Bir yanda, üniversitelerimizde üretilen, ancak "insana dokunamadan" raflarda kalan kıymetli yayınlar var. Bu, sadece bir entelektüel kayıp değil, aynı zamanda toplumsal bir maliyettir. Diğer yanda ise Yapay Zekâ, Büyük Veri, Nesnelerin İnterneti (IoT) ve dijital sağlık gibi teknolojilerin yarattığı muazzam bir devrim var. Bu teknolojiler, hastalıkları teşhis etme, tedaviyi kişiselleştirme ve koruyucu hekimliği yeniden tanımlama potansiyeline sahip.
Ancak teknoloji, tek başına bir kurtarıcı değildir.
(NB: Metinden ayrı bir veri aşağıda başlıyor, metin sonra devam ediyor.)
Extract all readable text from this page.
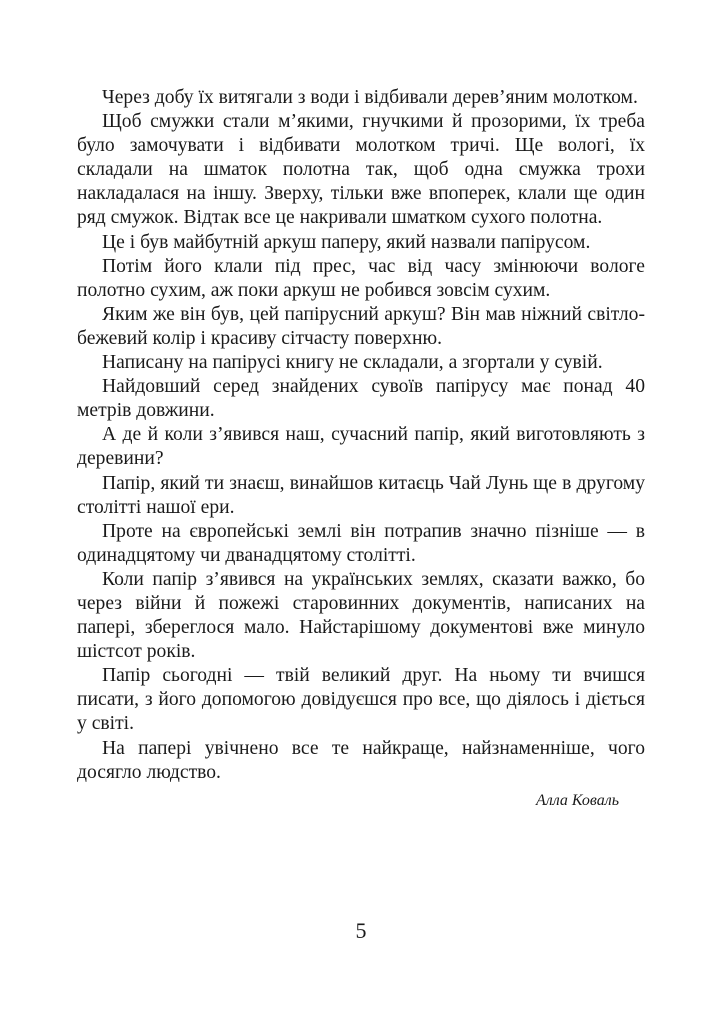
Через добу їх витягали з води і відбивали дерев’яним молотком.

Щоб смужки стали м’якими, гнучкими й прозорими, їх треба було замочувати і відбивати молотком тричі. Ще вологі, їх складали на шматок полотна так, щоб одна смужка трохи накладалася на іншу. Зверху, тільки вже впоперек, клали ще один ряд смужок. Відтак все це накривали шматком сухого полотна.

Це і був майбутній аркуш паперу, який назвали папірусом.

Потім його клали під прес, час від часу змінюючи вологе полотно сухим, аж поки аркуш не робився зовсім сухим.

Яким же він був, цей папірусний аркуш? Він мав ніжний світло-бежевий колір і красиву сітчасту поверхню.

Написану на папірусі книгу не складали, а згортали у сувій.

Найдовший серед знайдених сувоїв папірусу має понад 40 метрів довжини.

А де й коли з’явився наш, сучасний папір, який виготовляють з деревини?

Папір, який ти знаєш, винайшов китаєць Чай Лунь ще в другому столітті нашої ери.

Проте на європейські землі він потрапив значно пізніше — в одинадцятому чи дванадцятому столітті.

Коли папір з’явився на українських землях, сказати важко, бо через війни й пожежі старовинних документів, написаних на папері, збереглося мало. Найстарішому документові вже минуло шістсот років.

Папір сьогодні — твій великий друг. На ньому ти вчишся писати, з його допомогою довідуєшся про все, що діялось і діється у світі.

На папері увічнено все те найкраще, найзнаменніше, чого досягло людство.

Алла Коваль

5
O, sadece bir araç, güçlü bir yakıttır. Bu yakıtı doğru motora koymazsak, elimizde sadece kontrolsüz bir güç olur.
Statik saç ayağından, dinamik sarmala geçiş
İşte burada, "yerinde sayan" iş birliği modellerinden neden vazgeçmemiz gerektiği ortaya çıkıyor. Bizim önerdiğimiz ve kendi sistemlerimizde de başarısını kanıtladığımız "Üçlü Sarmal Modeli" (Üniversite-Sanayi-Vakıf), bu yeni dönemin motorudur.
Bu modeli, kadim "üçlü saç ayağı" olarak düşünün, ancak kritik bir farkla: Bu modelde ayaklar sabit değil. Aksine, her bir ayak kendi momentumuyla hareket halinde ve bu hareket, birbiriyle etkileşerek ortak bir "devinim" (momentum) yaratıyor.
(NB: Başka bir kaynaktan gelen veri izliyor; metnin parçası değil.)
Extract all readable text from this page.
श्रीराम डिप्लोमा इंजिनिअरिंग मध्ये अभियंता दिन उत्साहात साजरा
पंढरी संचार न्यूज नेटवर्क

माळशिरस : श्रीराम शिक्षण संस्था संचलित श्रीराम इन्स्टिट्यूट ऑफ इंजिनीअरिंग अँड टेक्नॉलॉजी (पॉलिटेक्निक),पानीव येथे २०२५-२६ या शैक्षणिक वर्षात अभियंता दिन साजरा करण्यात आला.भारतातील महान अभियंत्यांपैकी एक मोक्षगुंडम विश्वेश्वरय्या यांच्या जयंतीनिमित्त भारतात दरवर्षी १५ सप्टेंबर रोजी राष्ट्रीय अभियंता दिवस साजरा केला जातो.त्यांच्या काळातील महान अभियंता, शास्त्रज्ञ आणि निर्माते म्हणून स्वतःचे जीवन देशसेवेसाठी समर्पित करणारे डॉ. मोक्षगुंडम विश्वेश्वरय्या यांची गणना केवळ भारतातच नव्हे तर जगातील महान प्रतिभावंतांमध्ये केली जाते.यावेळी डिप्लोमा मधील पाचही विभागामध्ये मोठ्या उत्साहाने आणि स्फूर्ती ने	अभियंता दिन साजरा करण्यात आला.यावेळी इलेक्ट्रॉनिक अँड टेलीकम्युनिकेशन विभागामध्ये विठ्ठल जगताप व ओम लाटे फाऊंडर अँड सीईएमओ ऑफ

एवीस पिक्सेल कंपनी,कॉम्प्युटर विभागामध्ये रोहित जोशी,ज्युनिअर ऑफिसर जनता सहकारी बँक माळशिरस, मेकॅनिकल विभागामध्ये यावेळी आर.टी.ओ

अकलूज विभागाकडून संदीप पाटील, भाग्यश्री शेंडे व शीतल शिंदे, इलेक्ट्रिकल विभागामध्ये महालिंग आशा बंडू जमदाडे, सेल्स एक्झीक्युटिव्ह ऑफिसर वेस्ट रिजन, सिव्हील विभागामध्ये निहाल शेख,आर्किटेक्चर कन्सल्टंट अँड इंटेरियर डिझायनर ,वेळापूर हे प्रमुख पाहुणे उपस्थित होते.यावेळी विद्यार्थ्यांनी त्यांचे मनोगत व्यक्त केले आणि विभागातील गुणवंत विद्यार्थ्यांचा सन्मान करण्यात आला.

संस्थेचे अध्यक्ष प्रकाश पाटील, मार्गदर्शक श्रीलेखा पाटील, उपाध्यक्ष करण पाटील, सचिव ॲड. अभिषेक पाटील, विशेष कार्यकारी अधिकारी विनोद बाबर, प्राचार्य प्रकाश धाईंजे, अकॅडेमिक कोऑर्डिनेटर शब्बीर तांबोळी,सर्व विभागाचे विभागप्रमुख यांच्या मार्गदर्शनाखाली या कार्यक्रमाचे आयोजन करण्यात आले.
• Üniversite, o yeni teknolojik yakıtı (AI algoritmaları, biyomedikal keşifler) üretir.
• Sanayi (ve evet, siz değerli sektör liderleri), bu yakıtı alır, ticarileştirir, ölçeklendirir ve bir ürüne/hizmete dönüştürür.
• Vakıf (veya Sivil Toplum) ise bu aracın doğru rotada (etik, toplumsal fayda, hasta odaklılık) gitmesini sağlar ve regülasyon engellerini aşmada köprü olur.
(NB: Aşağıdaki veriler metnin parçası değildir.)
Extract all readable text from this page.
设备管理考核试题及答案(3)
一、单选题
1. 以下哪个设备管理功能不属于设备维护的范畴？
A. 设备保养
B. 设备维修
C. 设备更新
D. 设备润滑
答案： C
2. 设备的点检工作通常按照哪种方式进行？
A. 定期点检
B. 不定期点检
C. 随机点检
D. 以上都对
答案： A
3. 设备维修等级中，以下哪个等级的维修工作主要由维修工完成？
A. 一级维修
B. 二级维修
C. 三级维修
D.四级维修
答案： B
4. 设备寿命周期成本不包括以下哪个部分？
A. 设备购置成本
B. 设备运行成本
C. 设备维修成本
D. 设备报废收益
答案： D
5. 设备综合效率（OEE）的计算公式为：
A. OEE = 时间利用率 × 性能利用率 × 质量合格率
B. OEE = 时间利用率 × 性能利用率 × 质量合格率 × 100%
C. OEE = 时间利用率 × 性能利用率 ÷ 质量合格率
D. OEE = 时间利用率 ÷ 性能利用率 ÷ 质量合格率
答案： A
Bu dinamik modelde sonuçlar tesadüfi değil, ölçülebilir ve sürdürülebilirdir.
Ekosistemin "ölüm vadisi" tuzağı (sektöre mesaj)
Sağlıkta inovasyonun önündeki en büyük engel, literatürde "Ölüm Vadisi" (Valley of Death) olarak bilinen acımasız süreçtir. Burası; parlak bir fikrin, laboratuvardan çıkıp hastaya ulaşamadan; regülasyon, geri ödeme, finansman veya pazar uyumsuzluğu gibi engellere takılıp "öldüğü" yerdir.
Pek çok sağlık şirketi, milyonlarca dolarlık Ar-Ge yatırımını bu vadide kaybeder. Gürültüyle başlarlar, ancak ekosistemin derinliklerindeki görünmez duvarlara çarparak sessizce kaybolurlar.
İşte Tıbbi Cihazlar Enstitüsü'nün başarısı, tam da bu vadinin nasıl aşılacağının kanıtıdır. Üçlü sarmal sayesinde, bir fikir daha doğarken potansiyel engeller (regülatör, ödeyici kurum, pazar ihtiyacı) masaya yatırılır. Bu model, o vadiyi gürültüyle değil, paydaşların sinerjisiyle "sessizce ve emin adımlarla" geçmeyi sağlar.
Geleceğin daveti: Az miktarı çoğa çevirmek
Bu yazı, sağlık sektörünün değerli sahiplerine ve yöneticilerine açık bir davettir. Elimizdeki teknolojik imkanlar muazzam. Ancak bu imkanları kâra ve toplumsal faydaya dönüştürmek, tek başına altından kalkınacak bir yük değil.
Stratejik soru şudur: Kendi başınıza devrim yaratmaya çalışıp "Ölüm Vadisi"nde kaybolma riskini mi alacaksınız, yoksa bu dinamik sarmalın bir parçası olarak, riski dağıtıp başarıyı garantileyen bir modelle mi ilerleyeceksiniz?
Hedefimiz, bu ekosistemdeki dağınık ve "az miktardaki" başarıları, "çok miktarlara" çevirmektir. Bu sarmalın parçası olmak, bir sosyal sorumluluk projesi değil, 21. yüzyıl sağlık ekonomisinde ayakta kalmanın ve lider olmanın tek sürdürülebilir yoludur.
Gelin, geleceği raflarda değil, birlikte, hayatların içinde inşa edelim.